In 1893, there were fewer than three cases of diabetes per 100,000 people in the United States. Today, diabetes strikes almost 8,000 out of every 100,000 people.1
You don’t have to be a physician or a scientist to notice America’s expanding waistline. All you have to do is stroll through a shopping mall or a schoolyard, or perhaps glance in the mirror.
- Feeds candida
- Promotes wrinkling and aging skin2
- Makes your blood acidic3
- Can lead to osteoporosis.4
- Rots your teeth5
- Raises your blood sugar level6
- Contributes to obesity7
- Is addictive (almost as much as drugs) 8
- Can create the urge to binge9
- Provides ’empty calories’ with no nutritional value10
- Contributes to diabetes11
- Robs your body of minerals.12
- Robs you of energy13
- Contributes to heart problems14
- Can cause cancer15
- Contributes to ulcers16
- Can cause gallstones17
- Contributes to adrenal fatigue
- Can suppress your immune system18
- Raises the level of neurotransmitters called serotonin19
- Weakens eyesight
- Sugar can cause hypoglycemia (low blood sugar levels).
- Can cause aging20
- Can contribute to eczema21
- Can cause arthritis22
To learn more about the dangers of sugar and find out if you’re a ‘sugarholic’, read Lick The Sugar Habit, by Nancy Appelton, PhD.
Looking to HACK Your Body? 4 Hour Body by Tim Ferris
Tim’s – Slow Carb Diet is one of the key features of the book. His research into insulin production and his use of cold ice baths to rev up the calorie burning is fascinating. Here’s some of the big areas of this program:
RULE 1: AVOID “WHITE” CARBOHYDRATES.
RULE 2: EAT THE SAME FEW MEALS OVER AND OVER AGAIN.
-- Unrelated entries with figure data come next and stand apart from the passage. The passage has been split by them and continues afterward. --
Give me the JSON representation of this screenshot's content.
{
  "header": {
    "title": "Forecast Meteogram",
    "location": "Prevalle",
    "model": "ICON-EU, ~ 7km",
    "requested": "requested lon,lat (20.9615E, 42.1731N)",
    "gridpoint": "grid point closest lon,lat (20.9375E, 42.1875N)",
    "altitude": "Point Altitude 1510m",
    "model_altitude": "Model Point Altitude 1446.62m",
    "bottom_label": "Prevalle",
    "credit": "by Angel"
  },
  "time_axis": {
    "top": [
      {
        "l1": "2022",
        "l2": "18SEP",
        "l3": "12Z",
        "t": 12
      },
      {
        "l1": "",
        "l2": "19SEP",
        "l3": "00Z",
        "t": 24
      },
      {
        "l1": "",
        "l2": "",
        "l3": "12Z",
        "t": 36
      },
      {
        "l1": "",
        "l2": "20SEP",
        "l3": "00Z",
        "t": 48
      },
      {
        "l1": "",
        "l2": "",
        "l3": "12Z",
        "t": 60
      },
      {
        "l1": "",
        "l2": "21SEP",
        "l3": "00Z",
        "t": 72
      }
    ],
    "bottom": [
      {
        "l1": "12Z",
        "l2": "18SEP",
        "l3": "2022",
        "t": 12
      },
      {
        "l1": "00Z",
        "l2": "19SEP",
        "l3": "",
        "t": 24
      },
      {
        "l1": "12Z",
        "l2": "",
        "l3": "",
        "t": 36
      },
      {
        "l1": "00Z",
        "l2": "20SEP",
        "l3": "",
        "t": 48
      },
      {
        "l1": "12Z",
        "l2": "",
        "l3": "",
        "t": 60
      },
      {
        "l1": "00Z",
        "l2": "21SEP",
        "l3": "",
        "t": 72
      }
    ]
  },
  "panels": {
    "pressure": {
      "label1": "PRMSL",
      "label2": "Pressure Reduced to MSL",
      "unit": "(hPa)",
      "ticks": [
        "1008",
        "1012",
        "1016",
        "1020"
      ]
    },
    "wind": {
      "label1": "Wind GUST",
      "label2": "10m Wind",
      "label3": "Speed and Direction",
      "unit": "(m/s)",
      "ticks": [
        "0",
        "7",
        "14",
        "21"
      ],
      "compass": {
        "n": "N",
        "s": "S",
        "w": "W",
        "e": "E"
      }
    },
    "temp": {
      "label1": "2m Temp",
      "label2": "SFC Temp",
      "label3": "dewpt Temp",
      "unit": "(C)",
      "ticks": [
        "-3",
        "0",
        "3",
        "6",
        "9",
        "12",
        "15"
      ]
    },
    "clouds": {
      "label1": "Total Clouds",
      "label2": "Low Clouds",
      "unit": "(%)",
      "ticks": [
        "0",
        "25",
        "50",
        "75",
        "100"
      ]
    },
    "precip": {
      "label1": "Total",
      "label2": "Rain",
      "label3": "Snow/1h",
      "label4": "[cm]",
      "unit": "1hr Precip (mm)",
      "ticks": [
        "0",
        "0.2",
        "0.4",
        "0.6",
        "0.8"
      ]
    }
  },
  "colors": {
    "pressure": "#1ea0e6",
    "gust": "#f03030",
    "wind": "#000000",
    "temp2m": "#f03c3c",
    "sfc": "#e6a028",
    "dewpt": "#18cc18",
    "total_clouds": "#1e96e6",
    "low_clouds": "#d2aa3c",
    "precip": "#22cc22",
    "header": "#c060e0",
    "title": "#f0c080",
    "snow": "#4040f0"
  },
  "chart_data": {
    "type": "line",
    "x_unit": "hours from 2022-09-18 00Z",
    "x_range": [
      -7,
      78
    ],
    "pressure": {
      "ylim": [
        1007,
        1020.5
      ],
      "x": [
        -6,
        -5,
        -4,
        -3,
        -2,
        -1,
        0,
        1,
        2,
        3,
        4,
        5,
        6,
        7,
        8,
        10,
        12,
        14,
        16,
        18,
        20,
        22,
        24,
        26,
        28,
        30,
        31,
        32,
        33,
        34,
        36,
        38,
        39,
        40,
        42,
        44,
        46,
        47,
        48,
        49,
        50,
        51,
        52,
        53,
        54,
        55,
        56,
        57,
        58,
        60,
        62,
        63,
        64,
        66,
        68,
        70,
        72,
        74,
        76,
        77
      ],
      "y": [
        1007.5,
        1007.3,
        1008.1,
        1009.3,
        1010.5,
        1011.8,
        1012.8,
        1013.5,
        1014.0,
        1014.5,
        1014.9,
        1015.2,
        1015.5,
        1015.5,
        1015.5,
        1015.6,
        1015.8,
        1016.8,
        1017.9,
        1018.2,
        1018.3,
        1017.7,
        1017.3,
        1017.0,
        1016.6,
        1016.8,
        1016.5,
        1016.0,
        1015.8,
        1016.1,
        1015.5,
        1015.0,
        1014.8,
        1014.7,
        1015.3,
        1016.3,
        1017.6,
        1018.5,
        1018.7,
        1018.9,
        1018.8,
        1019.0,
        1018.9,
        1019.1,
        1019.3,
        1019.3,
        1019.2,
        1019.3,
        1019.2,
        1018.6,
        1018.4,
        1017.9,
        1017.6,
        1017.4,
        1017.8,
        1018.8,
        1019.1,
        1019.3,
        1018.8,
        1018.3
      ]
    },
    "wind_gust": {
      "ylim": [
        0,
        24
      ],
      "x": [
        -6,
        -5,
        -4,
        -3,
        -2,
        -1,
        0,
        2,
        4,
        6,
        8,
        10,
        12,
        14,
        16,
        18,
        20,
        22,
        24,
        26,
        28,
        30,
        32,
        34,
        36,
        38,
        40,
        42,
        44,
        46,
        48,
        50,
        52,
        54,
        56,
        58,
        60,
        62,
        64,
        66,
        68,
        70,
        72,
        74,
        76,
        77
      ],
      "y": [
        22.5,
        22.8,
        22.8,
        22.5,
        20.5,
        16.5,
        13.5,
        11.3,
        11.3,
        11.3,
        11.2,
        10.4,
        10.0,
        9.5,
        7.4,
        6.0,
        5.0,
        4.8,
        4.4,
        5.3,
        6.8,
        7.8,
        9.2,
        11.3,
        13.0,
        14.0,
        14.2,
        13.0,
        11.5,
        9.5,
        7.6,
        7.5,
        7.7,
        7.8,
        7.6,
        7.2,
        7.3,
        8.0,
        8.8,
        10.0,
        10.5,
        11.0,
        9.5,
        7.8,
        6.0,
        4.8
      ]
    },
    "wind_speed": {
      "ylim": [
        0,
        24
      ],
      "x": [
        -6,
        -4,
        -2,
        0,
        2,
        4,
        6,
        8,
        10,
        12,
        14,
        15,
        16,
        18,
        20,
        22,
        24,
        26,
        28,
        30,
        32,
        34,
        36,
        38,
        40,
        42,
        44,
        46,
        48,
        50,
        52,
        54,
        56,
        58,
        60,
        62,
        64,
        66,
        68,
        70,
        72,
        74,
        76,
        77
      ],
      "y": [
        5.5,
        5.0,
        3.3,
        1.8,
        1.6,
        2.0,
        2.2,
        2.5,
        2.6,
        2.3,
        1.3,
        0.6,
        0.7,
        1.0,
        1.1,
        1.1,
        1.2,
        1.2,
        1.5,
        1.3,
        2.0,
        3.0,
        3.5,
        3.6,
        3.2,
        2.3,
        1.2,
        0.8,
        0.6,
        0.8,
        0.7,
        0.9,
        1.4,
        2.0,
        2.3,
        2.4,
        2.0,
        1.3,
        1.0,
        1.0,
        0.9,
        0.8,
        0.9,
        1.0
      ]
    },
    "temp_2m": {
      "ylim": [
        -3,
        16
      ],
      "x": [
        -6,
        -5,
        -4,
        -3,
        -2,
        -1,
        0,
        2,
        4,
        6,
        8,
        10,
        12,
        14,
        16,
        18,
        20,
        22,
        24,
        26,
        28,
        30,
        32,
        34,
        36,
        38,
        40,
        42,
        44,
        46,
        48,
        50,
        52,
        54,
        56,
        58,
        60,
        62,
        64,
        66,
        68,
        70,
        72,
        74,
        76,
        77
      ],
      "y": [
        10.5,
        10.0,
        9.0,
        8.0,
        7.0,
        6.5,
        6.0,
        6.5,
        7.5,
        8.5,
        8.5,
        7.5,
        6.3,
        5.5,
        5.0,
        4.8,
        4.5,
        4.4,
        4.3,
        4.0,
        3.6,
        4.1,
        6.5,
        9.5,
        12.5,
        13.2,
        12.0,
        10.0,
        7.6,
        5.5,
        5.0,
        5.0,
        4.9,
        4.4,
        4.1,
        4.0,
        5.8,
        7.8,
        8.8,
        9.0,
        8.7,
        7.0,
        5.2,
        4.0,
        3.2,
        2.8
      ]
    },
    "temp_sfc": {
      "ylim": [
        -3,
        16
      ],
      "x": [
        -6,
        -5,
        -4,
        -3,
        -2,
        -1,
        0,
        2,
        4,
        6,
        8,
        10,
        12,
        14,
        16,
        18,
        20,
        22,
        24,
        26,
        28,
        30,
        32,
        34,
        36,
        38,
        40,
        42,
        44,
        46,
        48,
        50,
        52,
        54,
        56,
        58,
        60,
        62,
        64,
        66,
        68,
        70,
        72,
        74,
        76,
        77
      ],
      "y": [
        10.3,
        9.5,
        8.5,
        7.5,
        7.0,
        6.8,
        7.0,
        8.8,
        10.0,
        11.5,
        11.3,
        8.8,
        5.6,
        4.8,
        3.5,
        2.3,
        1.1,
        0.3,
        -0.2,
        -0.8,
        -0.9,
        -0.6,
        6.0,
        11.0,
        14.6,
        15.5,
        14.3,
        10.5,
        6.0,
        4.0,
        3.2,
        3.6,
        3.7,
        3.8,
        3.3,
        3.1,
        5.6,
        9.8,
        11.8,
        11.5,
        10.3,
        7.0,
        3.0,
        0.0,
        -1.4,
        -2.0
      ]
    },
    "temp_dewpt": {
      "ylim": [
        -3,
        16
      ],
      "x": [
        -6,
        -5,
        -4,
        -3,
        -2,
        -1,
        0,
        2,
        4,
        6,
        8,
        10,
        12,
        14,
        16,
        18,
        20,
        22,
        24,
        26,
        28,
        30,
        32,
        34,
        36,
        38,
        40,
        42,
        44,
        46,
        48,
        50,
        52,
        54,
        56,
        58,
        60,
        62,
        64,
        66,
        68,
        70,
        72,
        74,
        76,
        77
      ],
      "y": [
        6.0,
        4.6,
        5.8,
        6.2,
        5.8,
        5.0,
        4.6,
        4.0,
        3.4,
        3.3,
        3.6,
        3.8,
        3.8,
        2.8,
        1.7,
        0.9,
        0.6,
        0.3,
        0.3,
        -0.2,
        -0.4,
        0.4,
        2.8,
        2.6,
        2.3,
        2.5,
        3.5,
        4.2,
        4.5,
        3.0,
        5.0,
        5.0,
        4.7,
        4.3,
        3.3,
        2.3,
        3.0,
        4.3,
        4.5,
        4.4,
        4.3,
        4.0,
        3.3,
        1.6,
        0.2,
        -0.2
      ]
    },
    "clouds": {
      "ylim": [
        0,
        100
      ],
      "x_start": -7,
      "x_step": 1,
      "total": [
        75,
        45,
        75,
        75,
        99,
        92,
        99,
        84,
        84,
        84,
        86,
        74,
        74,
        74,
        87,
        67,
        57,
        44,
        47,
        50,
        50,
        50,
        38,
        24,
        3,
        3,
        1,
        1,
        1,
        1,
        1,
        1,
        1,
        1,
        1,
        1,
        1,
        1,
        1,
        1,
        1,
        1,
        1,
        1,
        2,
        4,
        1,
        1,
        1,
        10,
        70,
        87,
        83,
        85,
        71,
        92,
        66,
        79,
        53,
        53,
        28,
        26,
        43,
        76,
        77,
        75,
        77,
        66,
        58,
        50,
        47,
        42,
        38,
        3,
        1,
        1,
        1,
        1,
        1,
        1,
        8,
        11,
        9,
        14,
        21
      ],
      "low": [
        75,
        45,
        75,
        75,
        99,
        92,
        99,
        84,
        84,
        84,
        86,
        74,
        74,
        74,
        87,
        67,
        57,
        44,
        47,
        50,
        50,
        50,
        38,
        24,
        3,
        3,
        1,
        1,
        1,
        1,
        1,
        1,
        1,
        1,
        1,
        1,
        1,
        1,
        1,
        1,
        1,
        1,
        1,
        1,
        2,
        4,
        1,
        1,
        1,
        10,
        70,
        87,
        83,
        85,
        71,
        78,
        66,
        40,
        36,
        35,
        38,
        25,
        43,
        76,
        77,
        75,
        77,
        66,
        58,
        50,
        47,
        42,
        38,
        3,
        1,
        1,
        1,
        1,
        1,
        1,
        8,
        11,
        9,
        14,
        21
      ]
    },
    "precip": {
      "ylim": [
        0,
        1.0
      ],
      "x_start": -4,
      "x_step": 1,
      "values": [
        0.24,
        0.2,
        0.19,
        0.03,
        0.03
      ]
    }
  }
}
RULE 3: DON’T DRINK CALORIES.
RULE 4: DON’T EAT FRUIT.
RULE 5: TAKE ONE DAY OFF PER WEEK. ….This one makes me nervous….
I recommend Saturdays as your Dieters Gone Wild (DGW) day. I am allowed to eat whatever I want on Saturdays, and I go out of my way to eat ice cream, Snickers, Take 5, and all of my other vices in excess. If I drank beer, I’d have a few pints of Paulaner Hefe-Weizen.
I make myself a little sick each Saturday and don’t want to look at any junk for the rest of the week. Paradoxically, dramatically spiking caloric intake in this way once per week increases fat-loss by ensuring that your metabolic rate (thyroid function and conversion of T4 to T3, etc.) doesn’t downshift from extended caloric restriction.
That’s right: eating pure crap can help you lose fat. Welcome to Utopia. There are no limits or boundaries during this day of gluttonous enjoyment. There is absolutely no calorie counting on this diet, on this day or any other.
Start the diet at least ﬁve days before your designated cheat day. If you choose Saturday, for example, I would suggest starting your diet on a Monday.